Dans un contexte de violation des droits humains et d’incertitude pour l’avenir, le travail socioéducatif de nos partenaires nicaraguayens a pris une très grande envergure. Les jeunes bénéficiaires, dont beaucoup ont déjà subi la violence et l’abus sexuel intrafamiliaux, sont souvent témoins de scènes de violence, d’arrestations arbitraires et de massacres dans les rues. Durant ces huit mois de conflit des dizaines de milliers de personnes ont perdu leur emploi, même dans le secteur du travail informel, et ne savent plus comment faire pour subvenir aux besoins élémentaires de leurs familles. L’activité principale des éducateurs et psychologues d’Inhijambia est d’aider leur population cible à gérer les traumatismes vécus, à les sensibiliser pour l’éducation à la paix, pour l’importance du dialogue comme seul moyen de résoudre pacifiquement les conflits en famille, à l’école, au travail et à niveau politique. Par des activités ludiques et des jeux de rôle, Inhijambia s’efforce de transmettre aux jeunes les outils pour pratiquer la tolérance et le respect des droits d’autrui. Inhijambia fait tout pour intégrer dans leurs activités les familles confrontées à cette situation d’injustice sociopolitique.

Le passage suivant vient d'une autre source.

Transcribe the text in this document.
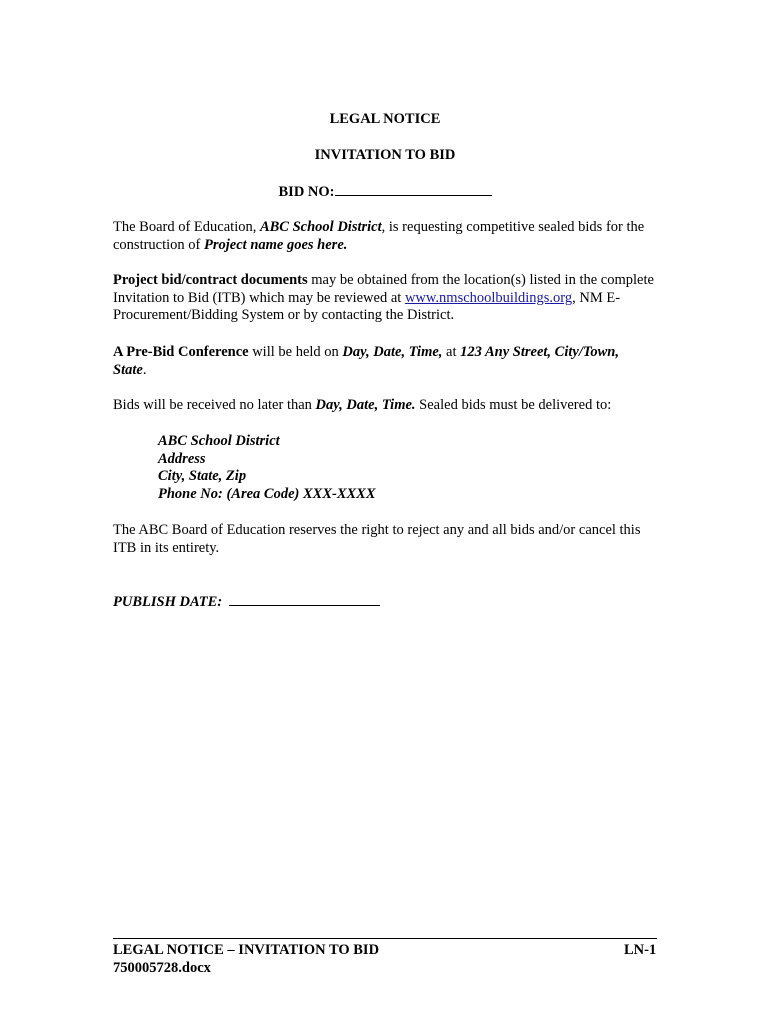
LEGAL NOTICE
INVITATION TO BID
BID NO:
The Board of Education, ABC School District, is requesting competitive sealed bids for the construction of Project name goes here.
Project bid/contract documents may be obtained from the location(s) listed in the complete Invitation to Bid (ITB) which may be reviewed at www.nmschoolbuildings.org, NM E-Procurement/Bidding System or by contacting the District.
A Pre-Bid Conference will be held on Day, Date, Time, at 123 Any Street, City/Town,
State.
Bids will be received no later than Day, Date, Time. Sealed bids must be delivered to:
ABC School District
Address
City, State, Zip
Phone No: (Area Code) XXX-XXXX
The ABC Board of Education reserves the right to reject any and all bids and/or cancel this ITB in its entirety.
PUBLISH DATE:
LEGAL NOTICE – INVITATION TO BID	LN-1
750005728.docx
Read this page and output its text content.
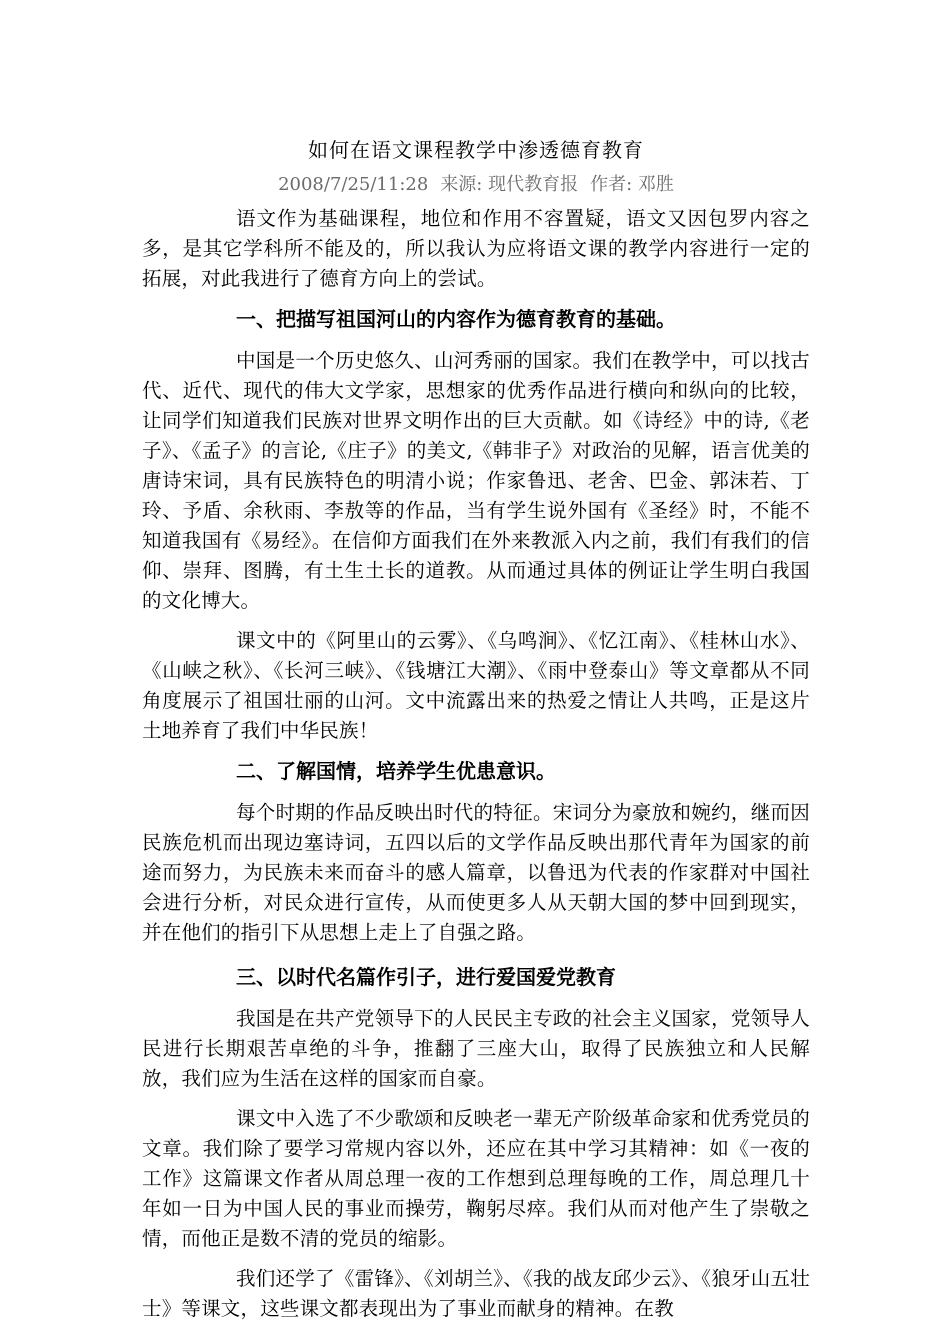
如何在语文课程教学中渗透德育教育
2008/7/25/11:28 来源: 现代教育报 作者: 邓胜

语文作为基础课程，地位和作用不容置疑，语文又因包罗内容之多，是其它学科所不能及的，所以我认为应将语文课的教学内容进行一定的拓展，对此我进行了德育方向上的尝试。

一、把描写祖国河山的内容作为德育教育的基础。

中国是一个历史悠久、山河秀丽的国家。我们在教学中，可以找古代、近代、现代的伟大文学家，思想家的优秀作品进行横向和纵向的比较，让同学们知道我们民族对世界文明作出的巨大贡献。如《诗经》中的诗,《老子》、《孟子》的言论,《庄子》的美文,《韩非子》对政治的见解，语言优美的唐诗宋词，具有民族特色的明清小说；作家鲁迅、老舍、巴金、郭沫若、丁玲、予盾、余秋雨、李敖等的作品，当有学生说外国有《圣经》时，不能不知道我国有《易经》。在信仰方面我们在外来教派入内之前，我们有我们的信仰、崇拜、图腾，有土生土长的道教。从而通过具体的例证让学生明白我国的文化博大。

课文中的《阿里山的云雾》、《乌鸣涧》、《忆江南》、《桂林山水》、《山峡之秋》、《长河三峡》、《钱塘江大潮》、《雨中登泰山》等文章都从不同角度展示了祖国壮丽的山河。文中流露出来的热爱之情让人共鸣，正是这片土地养育了我们中华民族！

二、了解国情，培养学生优患意识。

每个时期的作品反映出时代的特征。宋词分为豪放和婉约，继而因民族危机而出现边塞诗词，五四以后的文学作品反映出那代青年为国家的前途而努力，为民族未来而奋斗的感人篇章，以鲁迅为代表的作家群对中国社会进行分析，对民众进行宣传，从而使更多人从天朝大国的梦中回到现实，并在他们的指引下从思想上走上了自强之路。

三、以时代名篇作引子，进行爱国爱党教育

我国是在共产党领导下的人民民主专政的社会主义国家，党领导人民进行长期艰苦卓绝的斗争，推翻了三座大山，取得了民族独立和人民解放，我们应为生活在这样的国家而自豪。

课文中入选了不少歌颂和反映老一辈无产阶级革命家和优秀党员的文章。我们除了要学习常规内容以外，还应在其中学习其精神：如《一夜的工作》这篇课文作者从周总理一夜的工作想到总理每晚的工作，周总理几十年如一日为中国人民的事业而操劳，鞠躬尽瘁。我们从而对他产生了崇敬之情，而他正是数不清的党员的缩影。

我们还学了《雷锋》、《刘胡兰》、《我的战友邱少云》、《狼牙山五壮士》等课文，这些课文都表现出为了事业而献身的精神。在教
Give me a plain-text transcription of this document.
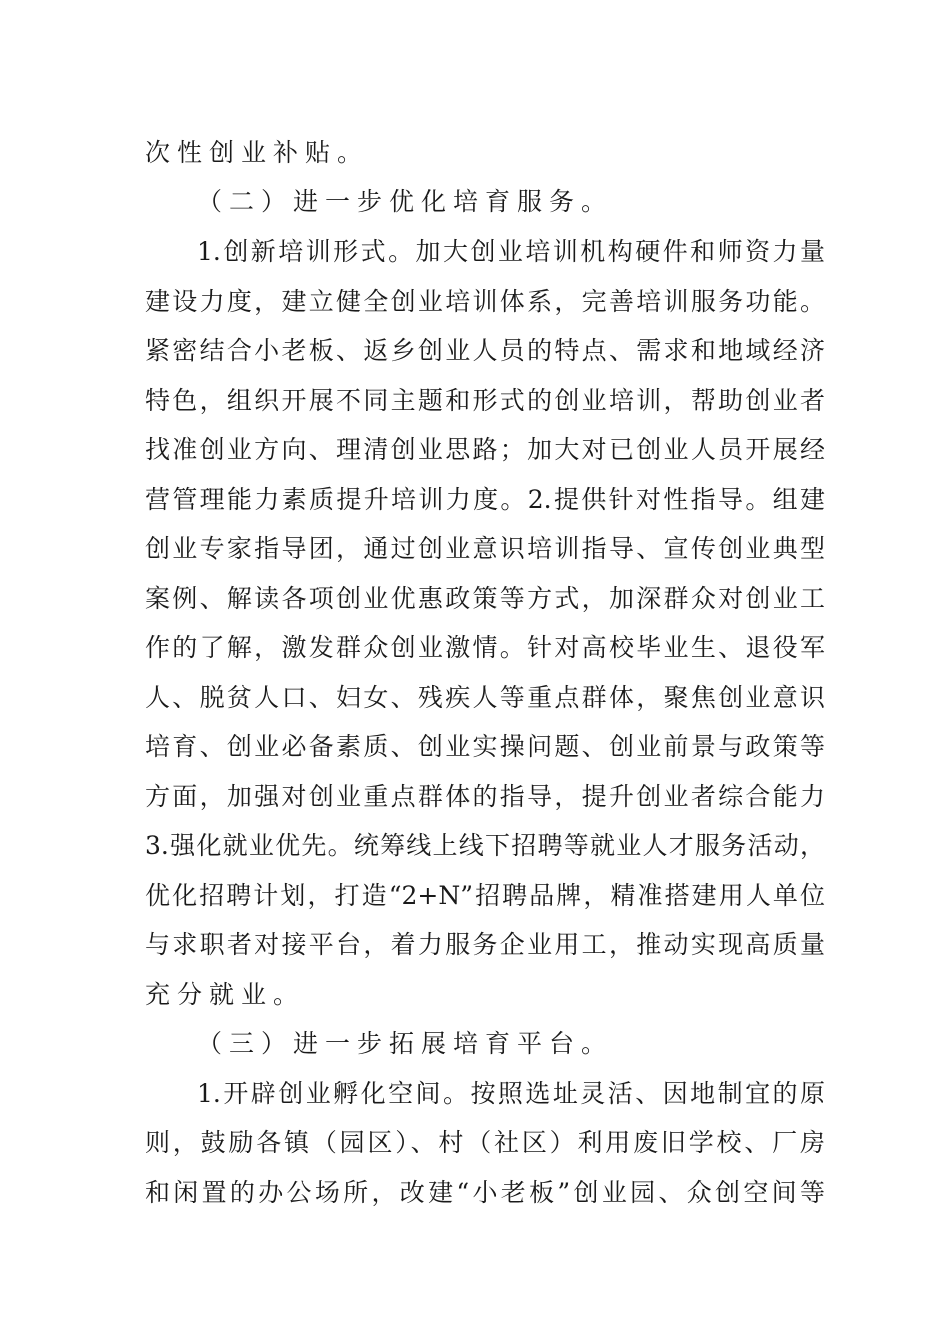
次性创业补贴。
（二）进一步优化培育服务。
1.创新培训形式。加大创业培训机构硬件和师资力量
建设力度，建立健全创业培训体系，完善培训服务功能。
紧密结合小老板、返乡创业人员的特点、需求和地域经济
特色，组织开展不同主题和形式的创业培训，帮助创业者
找准创业方向、理清创业思路；加大对已创业人员开展经
营管理能力素质提升培训力度。2.提供针对性指导。组建
创业专家指导团，通过创业意识培训指导、宣传创业典型
案例、解读各项创业优惠政策等方式，加深群众对创业工
作的了解，激发群众创业激情。针对高校毕业生、退役军
人、脱贫人口、妇女、残疾人等重点群体，聚焦创业意识
培育、创业必备素质、创业实操问题、创业前景与政策等
方面，加强对创业重点群体的指导，提升创业者综合能力
3.强化就业优先。统筹线上线下招聘等就业人才服务活动，
优化招聘计划，打造“2+N”招聘品牌，精准搭建用人单位
与求职者对接平台，着力服务企业用工，推动实现高质量
充分就业。
（三）进一步拓展培育平台。
1.开辟创业孵化空间。按照选址灵活、因地制宜的原
则，鼓励各镇（园区）、村（社区）利用废旧学校、厂房
和闲置的办公场所，改建“小老板”创业园、众创空间等
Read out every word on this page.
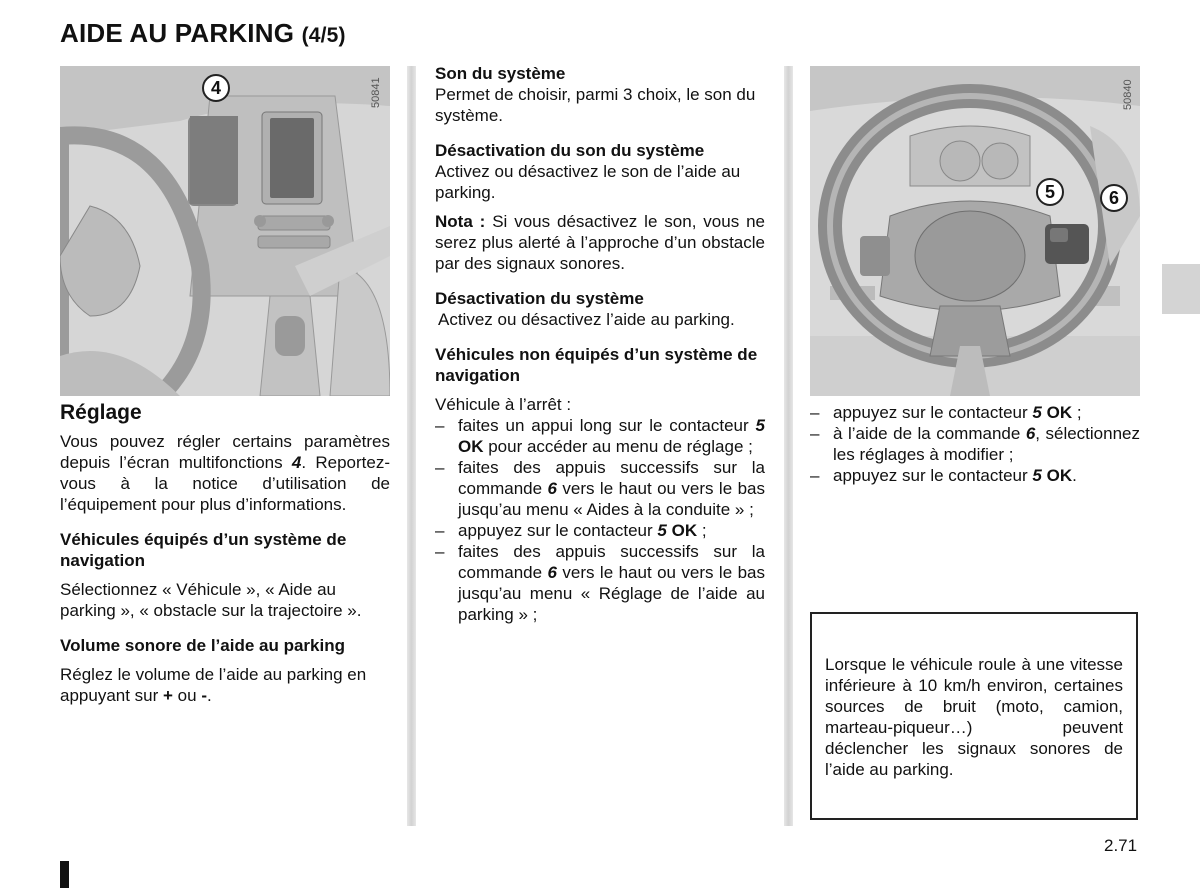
AIDE AU PARKING (4/5)
4	50841

Réglage

Vous pouvez régler certains paramètres depuis l’écran multifonctions 4. Reportez-vous à la notice d’utilisation de l’équipement pour plus d’informations.

Véhicules équipés d’un système de navigation

Sélectionnez « Véhicule », « Aide au parking », « obstacle sur la trajectoire ».

Volume sonore de l’aide au parking

Réglez le volume de l’aide au parking en appuyant sur + ou -.

Son du système

Permet de choisir, parmi 3 choix, le son du système.

Désactivation du son du système

Activez ou désactivez le son de l’aide au parking.

Nota : Si vous désactivez le son, vous ne serez plus alerté à l’approche d’un obstacle par des signaux sonores.

Désactivation du système

Activez ou désactivez l’aide au parking.

Véhicules non équipés d’un système de navigation

Véhicule à l’arrêt :

– faites un appui long sur le contacteur 5 OK pour accéder au menu de réglage ;
– faites des appuis successifs sur la commande 6 vers le haut ou vers le bas jusqu’au menu « Aides à la conduite » ;
– appuyez sur le contacteur 5 OK ;
– faites des appuis successifs sur la commande 6 vers le haut ou vers le bas jusqu’au menu « Réglage de l’aide au parking » ;
5	6
50840
– appuyez sur le contacteur 5 OK ;
– à l’aide de la commande 6, sélectionnez les réglages à modifier ;
– appuyez sur le contacteur 5 OK.

Lorsque le véhicule roule à une vitesse inférieure à 10 km/h environ, certaines sources de bruit (moto, camion, marteau-piqueur…) peuvent déclencher les signaux sonores de l’aide au parking.

2.71
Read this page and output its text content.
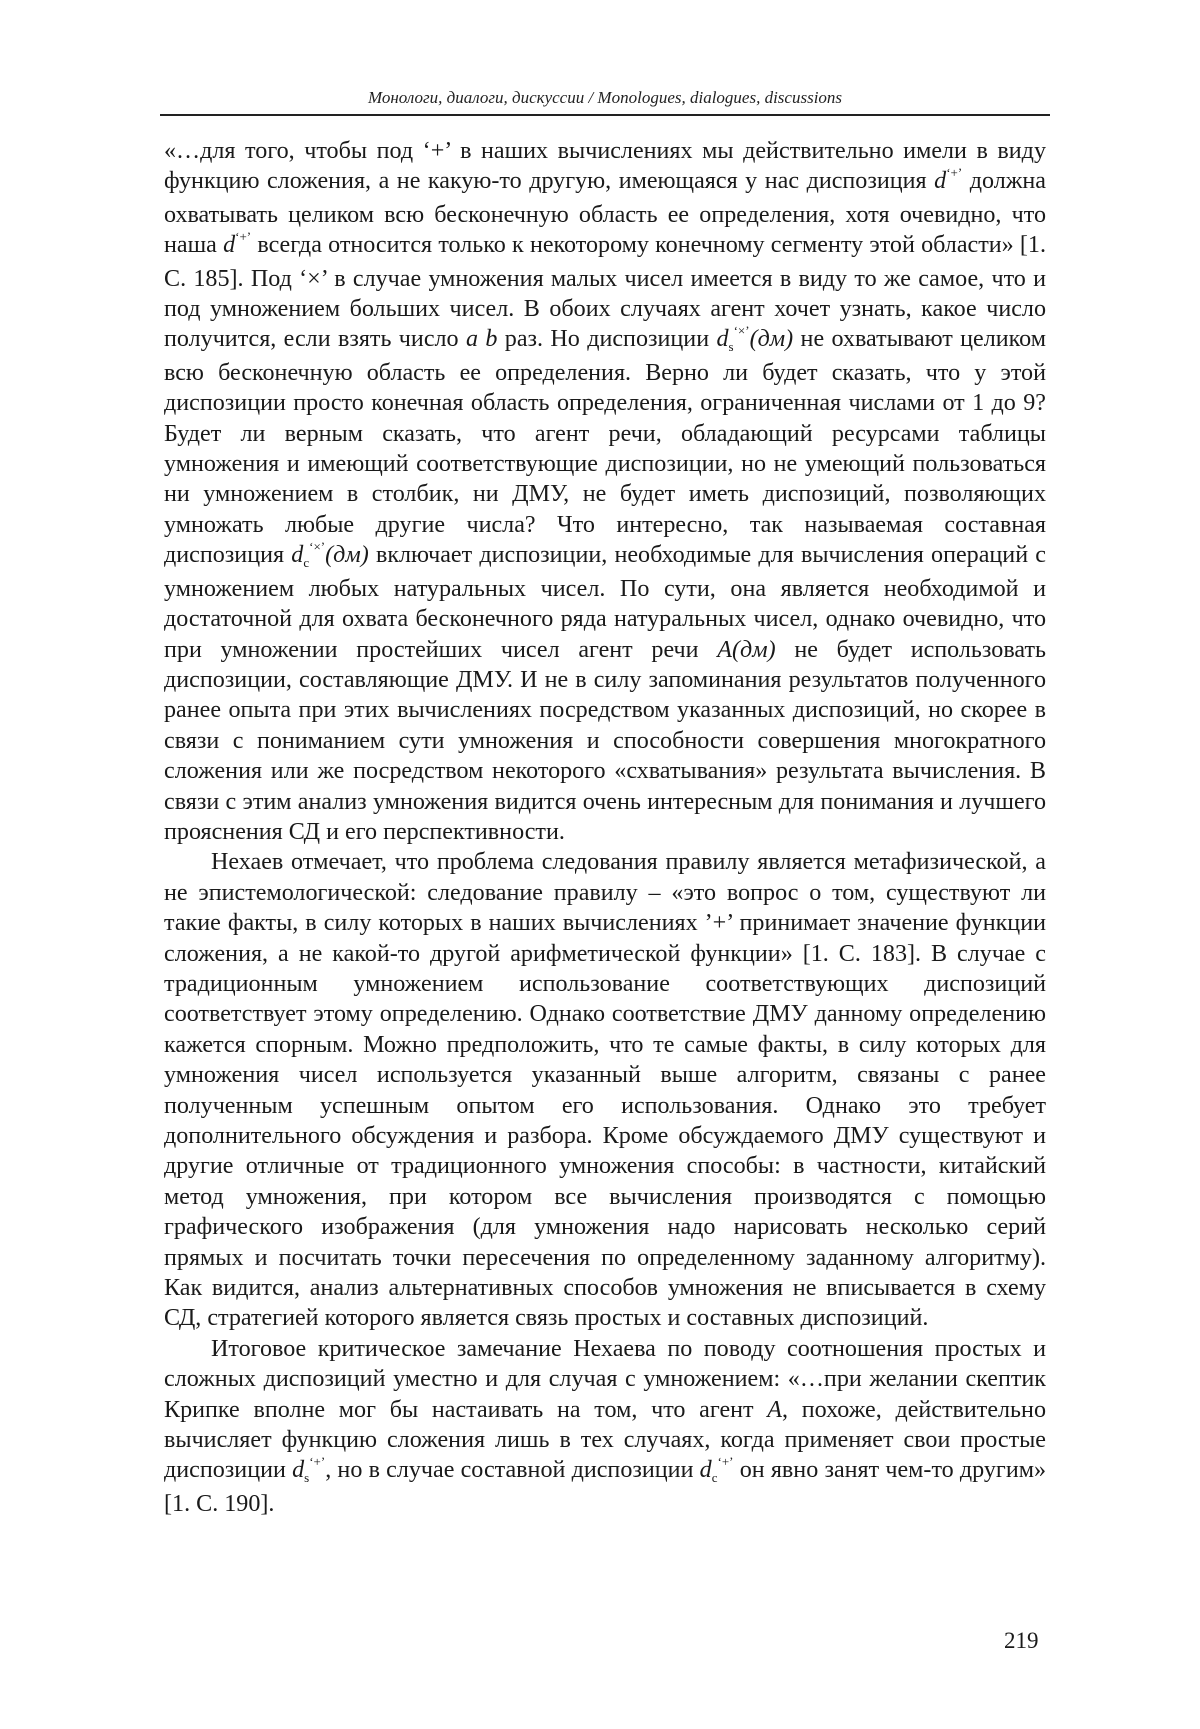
Монологи, диалоги, дискуссии / Monologues, dialogues, discussions

«…для того, чтобы под ‘+’ в наших вычислениях мы действительно имели в виду функцию сложения, а не какую-то другую, имеющаяся у нас диспозиция d‘+’ должна охватывать целиком всю бесконечную область ее определения, хотя очевидно, что наша d‘+’ всегда относится только к некоторому конечному сегменту этой области» [1. С. 185]. Под ‘×’ в случае умножения малых чисел имеется в виду то же самое, что и под умножением больших чисел. В обоих случаях агент хочет узнать, какое число получится, если взять число a b раз. Но диспозиции $d_s^{‘\times’}(дм)$ не охватывают целиком всю бесконечную область ее определения. Верно ли будет сказать, что у этой диспозиции просто конечная область определения, ограниченная числами от 1 до 9? Будет ли верным сказать, что агент речи, обладающий ресурсами таблицы умножения и имеющий соответствующие диспозиции, но не умеющий пользоваться ни умножением в столбик, ни ДМУ, не будет иметь диспозиций, позволяющих умножать любые другие числа? Что интересно, так называемая составная диспозиция $d_c^{‘\times’}(дм)$ включает диспозиции, необходимые для вычисления операций с умножением любых натуральных чисел. По сути, она является необходимой и достаточной для охвата бесконечного ряда натуральных чисел, однако очевидно, что при умножении простейших чисел агент речи A(дм) не будет использовать диспозиции, составляющие ДМУ. И не в силу запоминания результатов полученного ранее опыта при этих вычислениях посредством указанных диспозиций, но скорее в связи с пониманием сути умножения и способности совершения многократного сложения или же посредством некоторого «схватывания» результата вычисления. В связи с этим анализ умножения видится очень интересным для понимания и лучшего прояснения СД и его перспективности.

Нехаев отмечает, что проблема следования правилу является метафизической, а не эпистемологической: следование правилу – «это вопрос о том, существуют ли такие факты, в силу которых в наших вычислениях ’+’ принимает значение функции сложения, а не какой-то другой арифметической функции» [1. С. 183]. В случае с традиционным умножением использование соответствующих диспозиций соответствует этому определению. Однако соответствие ДМУ данному определению кажется спорным. Можно предположить, что те самые факты, в силу которых для умножения чисел используется указанный выше алгоритм, связаны с ранее полученным успешным опытом его использования. Однако это требует дополнительного обсуждения и разбора. Кроме обсуждаемого ДМУ существуют и другие отличные от традиционного умножения способы: в частности, китайский метод умножения, при котором все вычисления производятся с помощью графического изображения (для умножения надо нарисовать несколько серий прямых и посчитать точки пересечения по определенному заданному алгоритму). Как видится, анализ альтернативных способов умножения не вписывается в схему СД, стратегией которого является связь простых и составных диспозиций.

Итоговое критическое замечание Нехаева по поводу соотношения простых и сложных диспозиций уместно и для случая с умножением: «…при желании скептик Крипке вполне мог бы настаивать на том, что агент A, похоже, действительно вычисляет функцию сложения лишь в тех случаях, когда применяет свои простые диспозиции $d_s^{‘+’}$, но в случае составной диспозиции $d_c^{‘+’}$ он явно занят чем-то другим» [1. С. 190].

219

A côté de ces nouveaux défis, l’appui scolaire et les activités culturelles (musique, danse, travaux manuels), les prises en charge des jeunes en addiction et les activités agricoles à la Finca sont poursuivis. L’accès aux denrées alimentaires pour la population a été dramatiquement réduite, ce qui a conduit Inhijambia à utiliser les récoltes de l’exploitation agricole « Finca Yann Verdina », soutenue par Terres des Hommes, pour assurer des repas à ses bénéficiaires et à leurs familles et pour distribuer des paquets alimentaires dans les quartiers marginalisés de Managua.